What do I know? You haven’t shown the function. Though as in worst case your tree will be just like a linked list, it has the linked lists runtime and memory complexity of a linked list as well, assuming you have not done something completely borked in your implementation, but it can’t be better than a linked list.

Here it is

def delete_node(tree, node_value) do
    if exists?(tree, node_value) do
      delete tree, node_value

  defp delete(tree, node_value) do
    cond do
    tree.value == node_value -> del(tree)
    tree.value <  node_value ->
    %{left: tree.left,
      value: tree.value,
      right: delete(tree.right, node_value)}
      tree.value > node_value ->
        %{left: delete(tree.left,node_value),
          value: tree.value,
          right: tree.right}

  defp del(%{left: :leaf,  value: _, right: right}), do: right
  defp del(%{left: left, value: _, right: :leaf}),   do: left
  defp del(%{left: left, value: _, right: right}) do
    %{left: left, value: min(right), right: delete(right, min(right))}

  defp min(%{left: :leaf,  value: val, right: _}), do: val
  defp min(%{left: left, value: _,   right: _}), do: min left

  def exists?(tree, node_value) do
    e tree, node_value

  defp e(:leaf, _), do: false
  defp e(%{value: node_value, left: _, right: _}, node_value), do: true
  defp e(tree_node, node_value) do
    if node_value < tree_node.value do
      e tree_node.left, node_value
      e tree_node.right, node_value

But here the problem is. I’m deleting the duplicate values one by one and I want to delete all the duplicate values at once. Can we do that?

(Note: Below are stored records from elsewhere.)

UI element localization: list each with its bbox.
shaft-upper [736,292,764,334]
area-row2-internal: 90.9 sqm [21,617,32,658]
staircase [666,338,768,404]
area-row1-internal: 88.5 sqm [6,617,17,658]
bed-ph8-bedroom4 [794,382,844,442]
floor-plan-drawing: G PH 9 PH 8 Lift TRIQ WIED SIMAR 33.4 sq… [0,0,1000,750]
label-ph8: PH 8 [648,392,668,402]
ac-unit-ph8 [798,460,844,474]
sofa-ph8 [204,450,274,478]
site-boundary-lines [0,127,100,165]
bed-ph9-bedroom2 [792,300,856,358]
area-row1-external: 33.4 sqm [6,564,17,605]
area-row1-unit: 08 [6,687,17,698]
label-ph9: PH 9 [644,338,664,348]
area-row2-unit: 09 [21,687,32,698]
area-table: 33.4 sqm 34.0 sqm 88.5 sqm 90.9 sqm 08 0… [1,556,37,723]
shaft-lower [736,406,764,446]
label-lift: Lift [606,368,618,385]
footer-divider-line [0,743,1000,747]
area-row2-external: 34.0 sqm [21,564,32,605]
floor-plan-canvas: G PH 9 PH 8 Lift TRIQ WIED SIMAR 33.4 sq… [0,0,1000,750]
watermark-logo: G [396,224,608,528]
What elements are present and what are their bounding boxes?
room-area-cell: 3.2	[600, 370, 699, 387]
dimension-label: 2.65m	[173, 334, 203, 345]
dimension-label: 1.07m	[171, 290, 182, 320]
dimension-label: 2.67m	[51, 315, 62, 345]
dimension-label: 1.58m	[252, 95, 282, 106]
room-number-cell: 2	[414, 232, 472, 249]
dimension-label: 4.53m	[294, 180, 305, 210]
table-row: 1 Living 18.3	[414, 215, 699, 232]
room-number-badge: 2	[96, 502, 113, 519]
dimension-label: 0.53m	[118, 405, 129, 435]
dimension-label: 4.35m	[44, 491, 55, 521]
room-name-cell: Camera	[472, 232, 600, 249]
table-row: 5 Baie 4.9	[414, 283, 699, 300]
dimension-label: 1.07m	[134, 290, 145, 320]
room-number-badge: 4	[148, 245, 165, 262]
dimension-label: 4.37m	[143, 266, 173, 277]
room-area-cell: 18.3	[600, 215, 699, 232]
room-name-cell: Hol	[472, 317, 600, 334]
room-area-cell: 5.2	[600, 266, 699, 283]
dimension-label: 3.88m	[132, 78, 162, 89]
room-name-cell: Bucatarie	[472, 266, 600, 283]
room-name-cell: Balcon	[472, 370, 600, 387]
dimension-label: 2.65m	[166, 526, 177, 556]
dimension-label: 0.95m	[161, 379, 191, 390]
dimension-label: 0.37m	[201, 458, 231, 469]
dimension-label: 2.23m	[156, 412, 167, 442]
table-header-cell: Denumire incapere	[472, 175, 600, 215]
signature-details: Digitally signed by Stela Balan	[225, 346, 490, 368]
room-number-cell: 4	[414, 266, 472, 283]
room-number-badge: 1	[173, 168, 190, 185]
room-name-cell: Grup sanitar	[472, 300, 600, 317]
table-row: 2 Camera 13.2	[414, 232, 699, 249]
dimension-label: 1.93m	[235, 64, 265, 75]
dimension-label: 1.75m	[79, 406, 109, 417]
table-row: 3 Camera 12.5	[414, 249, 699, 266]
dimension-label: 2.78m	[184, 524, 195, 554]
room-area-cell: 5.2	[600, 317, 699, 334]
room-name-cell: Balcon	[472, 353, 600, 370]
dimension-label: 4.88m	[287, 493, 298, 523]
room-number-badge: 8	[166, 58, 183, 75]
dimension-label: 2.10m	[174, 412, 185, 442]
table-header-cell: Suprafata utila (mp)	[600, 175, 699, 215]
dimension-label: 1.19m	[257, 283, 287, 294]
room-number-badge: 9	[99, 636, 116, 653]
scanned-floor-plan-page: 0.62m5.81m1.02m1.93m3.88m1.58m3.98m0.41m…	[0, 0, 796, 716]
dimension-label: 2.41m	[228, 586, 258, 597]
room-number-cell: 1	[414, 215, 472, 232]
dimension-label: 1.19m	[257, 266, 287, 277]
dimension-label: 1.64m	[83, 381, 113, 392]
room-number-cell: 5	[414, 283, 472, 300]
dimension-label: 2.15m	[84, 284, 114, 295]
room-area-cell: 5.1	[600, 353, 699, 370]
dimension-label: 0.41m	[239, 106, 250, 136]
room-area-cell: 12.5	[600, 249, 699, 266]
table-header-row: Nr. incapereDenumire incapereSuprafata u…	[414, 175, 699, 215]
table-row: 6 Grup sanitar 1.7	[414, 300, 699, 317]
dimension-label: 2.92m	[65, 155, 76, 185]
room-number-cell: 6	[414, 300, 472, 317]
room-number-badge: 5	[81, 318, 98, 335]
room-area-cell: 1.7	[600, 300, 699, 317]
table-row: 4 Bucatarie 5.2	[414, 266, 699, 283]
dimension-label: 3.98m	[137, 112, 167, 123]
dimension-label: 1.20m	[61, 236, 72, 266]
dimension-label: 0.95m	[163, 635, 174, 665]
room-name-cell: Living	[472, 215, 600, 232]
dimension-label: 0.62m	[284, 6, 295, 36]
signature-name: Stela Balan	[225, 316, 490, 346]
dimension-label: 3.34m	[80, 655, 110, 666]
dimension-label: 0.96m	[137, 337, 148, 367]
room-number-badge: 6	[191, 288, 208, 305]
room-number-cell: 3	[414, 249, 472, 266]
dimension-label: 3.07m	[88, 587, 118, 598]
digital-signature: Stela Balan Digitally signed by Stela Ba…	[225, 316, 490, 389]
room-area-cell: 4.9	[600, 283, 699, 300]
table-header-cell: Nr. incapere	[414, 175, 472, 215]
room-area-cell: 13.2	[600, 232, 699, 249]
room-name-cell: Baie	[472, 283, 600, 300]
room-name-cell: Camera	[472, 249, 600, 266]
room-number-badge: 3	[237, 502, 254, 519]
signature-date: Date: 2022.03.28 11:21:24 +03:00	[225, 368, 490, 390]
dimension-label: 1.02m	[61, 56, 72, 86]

As I said already in the other thread and here in my first reply, you need to take care for all cases, :lt, :gt and :eg.

Stop treating :eq the same as :gt, thats not true! That does not properly work!

This was a interview question. They don’t want to handle all the cases. I need to store those values and delete it at once all the duplicate values.

Do it during insert, thats how properly implemented BSTs deal with it, regardless of the fact if they are balanced or not.

Deleting them after the fact, does require you to walk a lot of the tree, deleting offending nodes from the deepest (to the deepest is possible as well, but might cause a lot more reorganizing than necessary)…

I don’t really understand why it would make much sense to do that. However if you really do need to do that then it might make sense to add another key on each node that holds all the duplicates of that value. At least that way your BST structure still makes sense as a BST and still has the characteristics of a BST. As @NobbZ is saying, if you don’t handle the equal case the whole thing breaks.